The core of healthcare lies on the advancement of medical science and health policy research. In our opinion, one key is to have advanced evaluation system of research proposals in China. Otherwise, the healthcare will lose its engine. China has the dream of being leaders in research innovation [2]. However, China’s research cadre system, mainly Communist party member system, has been politically effective but forms sometimes mini-networks of interest. This risk is that national agendas may be driven by the established consensus and discrimination on the basis of institution, age and the applicants’ title [3] that could be somehow politically designed/ dominated, even rank-officially given lifelong rather academiccommunities awarded due to personal contributions, mass’ truly respects admire and respects.
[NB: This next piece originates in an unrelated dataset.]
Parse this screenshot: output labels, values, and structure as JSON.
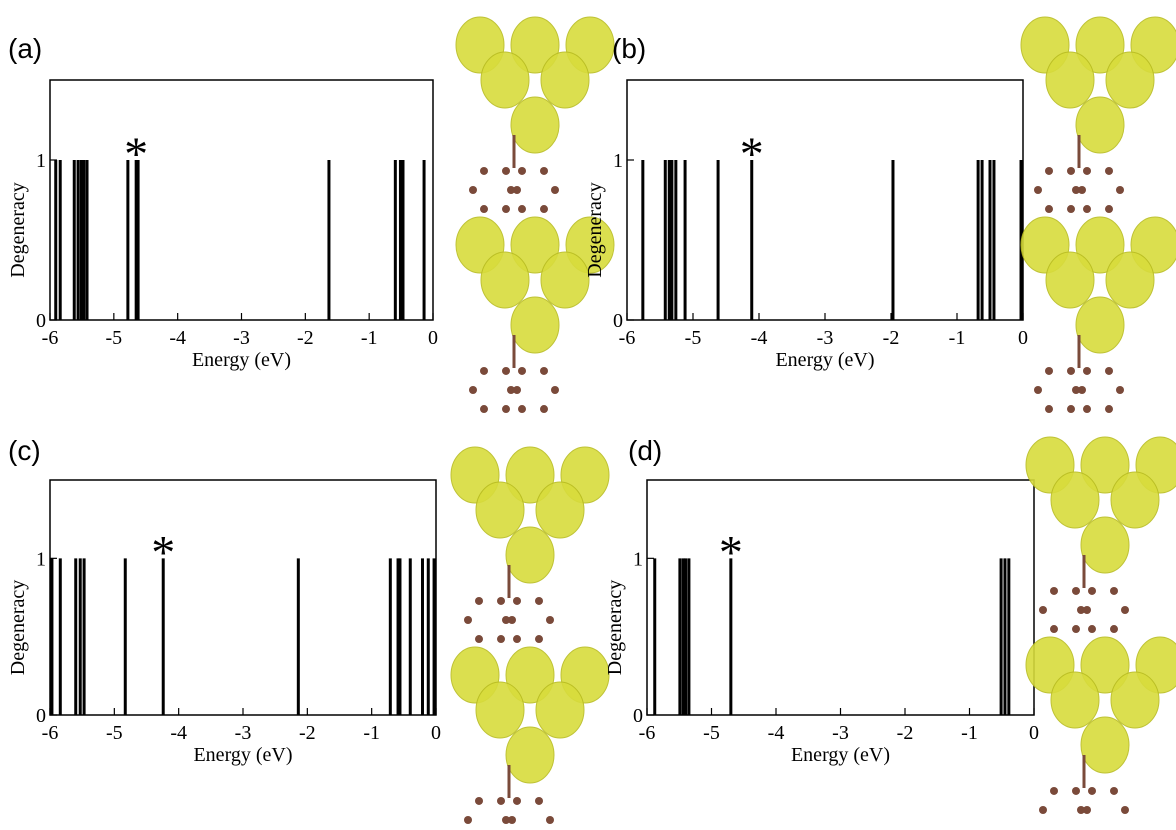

To foster innovation, a more dynamic and independent system is needed. We must exclude hidden “conflicts of interest”, purely personal factors, incompetence and the unavailability of reasonably sufficient review time, but include more service-directed, non-political, fair, transparent, professional and regionally-balanced efforts as above-mentioned.

For instance, our causal survey suggests, the National Science Foundation China (NSFC) appealing system is so strict that only rare case(s) have appealed successfully, and perhaps the feedback system rarely filters incompetent reviewer(s). The NSFC could need provide a more constructive system for proposals even more “bonus” to the reviewer(s) [4]. The added cost of having an independent place for temporarily full-time reviewer(s) rather than part-time reviewing experts is a small price to pay for the high-quality proposal evaluations that Western institutions take for granted. Lastly, the deadline for NSFC proposals often fall around the Chinese New Year, so applicants may have to choose between concentrating on their grant application and celebrating with their family. The NSFC may receive proposals that are more creative rather than rushed proposals if they had a different deadline. Such lessons might be meaningful to countries facing similar tasks.